Owners of the Apple LED Cinema Display 24-inch (introduced in 2008) may experience problems when connecting the display to a Thunderbolt port: An “intermittent flicker.” The 24 Inch LED Cinema Display randomly goes black for a second. Don’t worry Apple has a fix for this – quietly hiding in the support section. (It does not show up via your regular software update). So just download the Firmware update yourself, follow instructions and you’re good to go.
…may be symptoms after upgrading to a new Mac OS. It is usually related to Spotlight indexing your Mac and may take several hours (the older your Mac, the longer it takes). If you’re getting nervous, open Activity Monitor (in the Utilities folder) and check the CPU load (select all processes). If “mds” and “mdworker” are the ones causing the work load everything is fine. Let them be! If not, follow this hint.

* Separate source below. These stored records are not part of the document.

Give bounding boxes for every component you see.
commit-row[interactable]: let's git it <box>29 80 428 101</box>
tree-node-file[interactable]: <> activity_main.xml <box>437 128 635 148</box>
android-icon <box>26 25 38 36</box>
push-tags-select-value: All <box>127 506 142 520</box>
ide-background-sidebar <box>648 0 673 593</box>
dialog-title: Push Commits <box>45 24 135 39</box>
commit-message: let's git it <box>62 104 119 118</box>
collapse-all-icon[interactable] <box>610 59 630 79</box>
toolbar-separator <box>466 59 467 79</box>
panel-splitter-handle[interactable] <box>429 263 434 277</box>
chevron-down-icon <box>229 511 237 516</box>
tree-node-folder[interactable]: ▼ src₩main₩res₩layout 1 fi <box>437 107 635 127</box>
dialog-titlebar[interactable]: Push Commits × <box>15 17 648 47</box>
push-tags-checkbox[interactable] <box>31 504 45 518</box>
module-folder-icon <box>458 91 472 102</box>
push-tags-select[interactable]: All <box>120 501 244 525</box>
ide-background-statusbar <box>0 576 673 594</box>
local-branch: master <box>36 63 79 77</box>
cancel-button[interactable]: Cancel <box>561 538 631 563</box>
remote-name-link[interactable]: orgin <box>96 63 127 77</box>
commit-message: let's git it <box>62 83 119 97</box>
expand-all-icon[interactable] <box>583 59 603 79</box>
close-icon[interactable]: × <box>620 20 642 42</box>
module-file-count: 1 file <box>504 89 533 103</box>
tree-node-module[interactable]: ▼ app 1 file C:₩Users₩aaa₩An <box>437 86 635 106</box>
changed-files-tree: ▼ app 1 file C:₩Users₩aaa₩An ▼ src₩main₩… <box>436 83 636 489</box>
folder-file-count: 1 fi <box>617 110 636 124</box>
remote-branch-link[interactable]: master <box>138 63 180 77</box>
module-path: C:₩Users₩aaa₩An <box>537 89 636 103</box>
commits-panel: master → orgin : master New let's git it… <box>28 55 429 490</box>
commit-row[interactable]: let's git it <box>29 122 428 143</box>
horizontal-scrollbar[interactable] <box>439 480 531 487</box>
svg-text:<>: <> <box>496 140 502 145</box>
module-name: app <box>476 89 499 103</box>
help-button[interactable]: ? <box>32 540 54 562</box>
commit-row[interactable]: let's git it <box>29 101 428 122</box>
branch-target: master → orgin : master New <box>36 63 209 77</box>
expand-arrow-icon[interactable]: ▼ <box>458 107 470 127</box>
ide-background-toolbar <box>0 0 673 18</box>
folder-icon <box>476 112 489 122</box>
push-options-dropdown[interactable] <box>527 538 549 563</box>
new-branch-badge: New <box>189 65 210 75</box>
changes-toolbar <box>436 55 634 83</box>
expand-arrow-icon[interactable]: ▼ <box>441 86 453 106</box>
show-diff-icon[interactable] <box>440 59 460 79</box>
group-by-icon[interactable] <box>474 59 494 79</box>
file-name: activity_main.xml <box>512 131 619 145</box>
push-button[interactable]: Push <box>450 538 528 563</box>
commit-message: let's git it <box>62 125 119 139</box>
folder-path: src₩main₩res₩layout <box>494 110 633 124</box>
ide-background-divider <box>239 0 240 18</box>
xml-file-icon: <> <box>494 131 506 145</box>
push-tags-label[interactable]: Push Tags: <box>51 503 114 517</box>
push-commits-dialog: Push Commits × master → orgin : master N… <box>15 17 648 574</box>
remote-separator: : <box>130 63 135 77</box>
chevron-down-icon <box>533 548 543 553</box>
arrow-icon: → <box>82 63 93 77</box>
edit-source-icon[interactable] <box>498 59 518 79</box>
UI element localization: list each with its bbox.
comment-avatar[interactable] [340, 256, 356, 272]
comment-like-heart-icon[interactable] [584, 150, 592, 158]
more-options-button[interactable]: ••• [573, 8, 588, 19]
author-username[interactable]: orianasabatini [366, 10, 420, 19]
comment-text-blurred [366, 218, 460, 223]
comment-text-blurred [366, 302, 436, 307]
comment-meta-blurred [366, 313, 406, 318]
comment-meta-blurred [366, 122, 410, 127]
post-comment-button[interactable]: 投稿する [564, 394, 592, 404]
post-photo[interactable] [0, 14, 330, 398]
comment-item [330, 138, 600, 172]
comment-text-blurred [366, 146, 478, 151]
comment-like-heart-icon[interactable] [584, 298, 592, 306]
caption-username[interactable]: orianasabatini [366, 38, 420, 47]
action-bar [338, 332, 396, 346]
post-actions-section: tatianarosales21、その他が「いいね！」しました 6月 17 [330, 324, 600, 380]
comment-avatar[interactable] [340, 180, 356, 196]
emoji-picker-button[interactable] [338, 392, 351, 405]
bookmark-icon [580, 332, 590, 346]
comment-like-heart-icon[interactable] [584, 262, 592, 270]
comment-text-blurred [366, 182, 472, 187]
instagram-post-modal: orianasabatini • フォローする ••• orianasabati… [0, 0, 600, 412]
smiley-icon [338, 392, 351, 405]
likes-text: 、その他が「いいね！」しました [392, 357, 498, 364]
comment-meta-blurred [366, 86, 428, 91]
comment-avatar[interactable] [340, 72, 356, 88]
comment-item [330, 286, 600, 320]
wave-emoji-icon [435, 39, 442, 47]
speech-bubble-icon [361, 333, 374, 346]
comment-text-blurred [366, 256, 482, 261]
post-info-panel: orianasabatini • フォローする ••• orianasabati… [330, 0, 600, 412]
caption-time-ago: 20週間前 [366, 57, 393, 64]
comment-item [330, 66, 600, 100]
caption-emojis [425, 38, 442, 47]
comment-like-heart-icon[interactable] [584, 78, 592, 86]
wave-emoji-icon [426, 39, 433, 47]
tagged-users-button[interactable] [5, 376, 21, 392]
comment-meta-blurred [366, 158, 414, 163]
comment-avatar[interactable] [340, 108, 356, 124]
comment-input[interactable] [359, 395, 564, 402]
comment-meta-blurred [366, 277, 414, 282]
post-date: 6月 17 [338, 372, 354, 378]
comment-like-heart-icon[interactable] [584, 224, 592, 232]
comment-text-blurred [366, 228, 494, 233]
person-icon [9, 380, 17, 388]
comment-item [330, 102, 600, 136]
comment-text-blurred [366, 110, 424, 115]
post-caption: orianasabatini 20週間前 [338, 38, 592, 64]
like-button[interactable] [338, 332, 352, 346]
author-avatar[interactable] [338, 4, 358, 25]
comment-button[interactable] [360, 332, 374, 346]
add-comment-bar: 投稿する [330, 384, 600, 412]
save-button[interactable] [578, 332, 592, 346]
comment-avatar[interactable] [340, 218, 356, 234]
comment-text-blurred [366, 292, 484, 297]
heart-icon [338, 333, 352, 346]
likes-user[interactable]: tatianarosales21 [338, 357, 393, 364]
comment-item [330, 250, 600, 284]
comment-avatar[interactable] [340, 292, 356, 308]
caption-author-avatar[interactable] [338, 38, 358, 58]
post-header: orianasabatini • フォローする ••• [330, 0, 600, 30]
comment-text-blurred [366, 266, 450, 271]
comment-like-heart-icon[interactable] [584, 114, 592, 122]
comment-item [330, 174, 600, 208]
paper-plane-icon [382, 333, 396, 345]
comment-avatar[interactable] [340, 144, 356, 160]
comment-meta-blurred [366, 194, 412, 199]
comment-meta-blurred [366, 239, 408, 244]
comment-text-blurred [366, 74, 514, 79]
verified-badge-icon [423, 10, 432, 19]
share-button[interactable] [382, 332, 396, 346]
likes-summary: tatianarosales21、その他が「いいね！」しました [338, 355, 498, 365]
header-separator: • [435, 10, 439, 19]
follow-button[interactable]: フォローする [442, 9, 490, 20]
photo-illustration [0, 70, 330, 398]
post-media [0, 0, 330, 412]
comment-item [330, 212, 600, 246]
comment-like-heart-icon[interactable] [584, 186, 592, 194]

Not every Mac user loves the iPhone. If you happen to be the Adroid-kind-of-guy check out Winamp for Mac OS X. It imports all your iTunes contents and syncs them with many Android phones. It supports wireless syncing, SHOUTcast Radio and other things. There’s a paid version available without ads, FLAC support and other goodies.
Apple introduced simplified file sharing with Mac OS X Lion, calling the feature AirDrop. However, if you’re not into Lion or your Mac isn’t supported and you don’t want to fiddle around to activate it anyway, get DropCopy! It does more or less the same thing as AirDrop offering even more transfer options and settings. There’s a free version for up to 3 Macs on a local network and a paid version ($25) if you want to connect more machines.
Sometimes iTunes doesn’t get iPhone or iPad software downloads right and you are stuck trying to update to the latest iOS. In this case you can turn to Apple’s manual download page and get things going again. Also useful if for some reason you want to downgrade your iOS.
If you want to find out which applications are compatible with Mac OS X Lion and which ones are not, head over to Roaring Apps. The site offers a list of apps and their compatibility with Apple’s new operating system Mac OS 10.7. The user reports will let you know: “Works okay”, “some problems”, “not tested”, “does not work properly”. Thanks guys!